Meditation Is Remembrance
“Wherever you are remember yourself, that you are; this consciousness that you are should become a continuity. Not your name, your caste, your nationality, those are futile things, absolutely useless. Just remember that “I am.” This must not be forgotten. This is what Hindus call self-remembrance, what the Buddha called right-mindfulness, what Gurdjieff used to call self-remembering, what Krishnamurti calls awareness.
“This is the most substantial part of meditation, to remember that “I am.” Walking, sitting, eating, talking, remember that “I am.” Never forget this. It will be difficult, very arduous. In the beginning you will keep forgetting; there will be only single moments when you will feel illuminated, then it is lost. But don’t get miserable; even single moments are much. Go on, whenever you can remember again, again catch hold of the thread. When you forget, don’t worry – remember again, again catch hold of the thread, and by and by the gaps will lessen, the intervals will start dropping, a continuity will arise.

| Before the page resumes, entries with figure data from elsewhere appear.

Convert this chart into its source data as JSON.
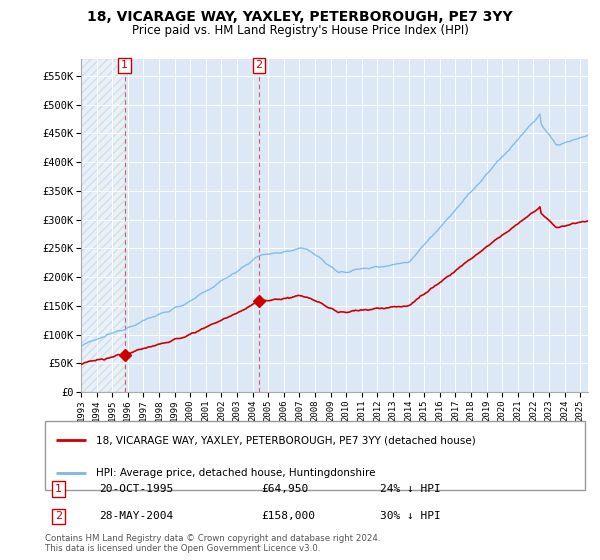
{
  "title": "18, VICARAGE WAY, YAXLEY, PETERBOROUGH, PE7 3YY",
  "subtitle": "Price paid vs. HM Land Registry's House Price Index (HPI)",
  "sale1_date": "20-OCT-1995",
  "sale1_price": 64950,
  "sale1_year": 1995.79,
  "sale2_date": "28-MAY-2004",
  "sale2_price": 158000,
  "sale2_year": 2004.41,
  "legend_line1": "18, VICARAGE WAY, YAXLEY, PETERBOROUGH, PE7 3YY (detached house)",
  "legend_line2": "HPI: Average price, detached house, Huntingdonshire",
  "footnote": "Contains HM Land Registry data © Crown copyright and database right 2024.\nThis data is licensed under the Open Government Licence v3.0.",
  "sale_color": "#cc0000",
  "hpi_color": "#7ab8e8",
  "ylim": [
    0,
    580000
  ],
  "yticks": [
    0,
    50000,
    100000,
    150000,
    200000,
    250000,
    300000,
    350000,
    400000,
    450000,
    500000,
    550000
  ],
  "ytick_labels": [
    "£0",
    "£50K",
    "£100K",
    "£150K",
    "£200K",
    "£250K",
    "£300K",
    "£350K",
    "£400K",
    "£450K",
    "£500K",
    "£550K"
  ],
  "background_color": "#ffffff",
  "plot_bg_color": "#dce8f5"
}
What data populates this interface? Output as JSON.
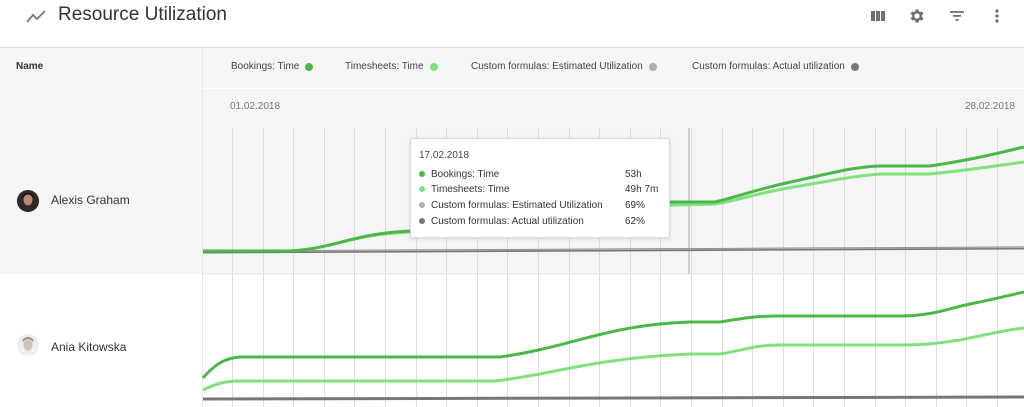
{
  "header": {
    "title": "Resource Utilization",
    "icons": [
      "trending-icon",
      "columns-icon",
      "gear-icon",
      "filter-icon",
      "more-vert-icon"
    ]
  },
  "table": {
    "name_column_label": "Name"
  },
  "legend": [
    {
      "label": "Bookings: Time",
      "color": "#4cb748"
    },
    {
      "label": "Timesheets: Time",
      "color": "#82e07e"
    },
    {
      "label": "Custom formulas: Estimated Utilization",
      "color": "#b0b0b0"
    },
    {
      "label": "Custom formulas: Actual utilization",
      "color": "#777777"
    }
  ],
  "dates": {
    "start": "01.02.2018",
    "end": "28.02.2018"
  },
  "rows": [
    {
      "name": "Alexis Graham"
    },
    {
      "name": "Ania Kitowska"
    }
  ],
  "tooltip": {
    "date": "17.02.2018",
    "items": [
      {
        "label": "Bookings: Time",
        "value": "53h",
        "color": "#4cb748"
      },
      {
        "label": "Timesheets: Time",
        "value": "49h 7m",
        "color": "#82e07e"
      },
      {
        "label": "Custom formulas: Estimated Utilization",
        "value": "69%",
        "color": "#b0b0b0"
      },
      {
        "label": "Custom formulas: Actual utilization",
        "value": "62%",
        "color": "#777777"
      }
    ]
  }
}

“And whenever your consciousness becomes continuous, you need not use the mind. Then there is no planning, then you act out of your consciousness, not out of your mind. Then there is no need of apology, no need to give any explanation. Then you are whatsoever you are, there is nothing to hide. Whatsoever you are, you are. You cannot do anything else. You can only be in a state of continuous remembrance.
“Through this remembrance, this mindfulness, comes the authentic religion, comes the authentic morality.”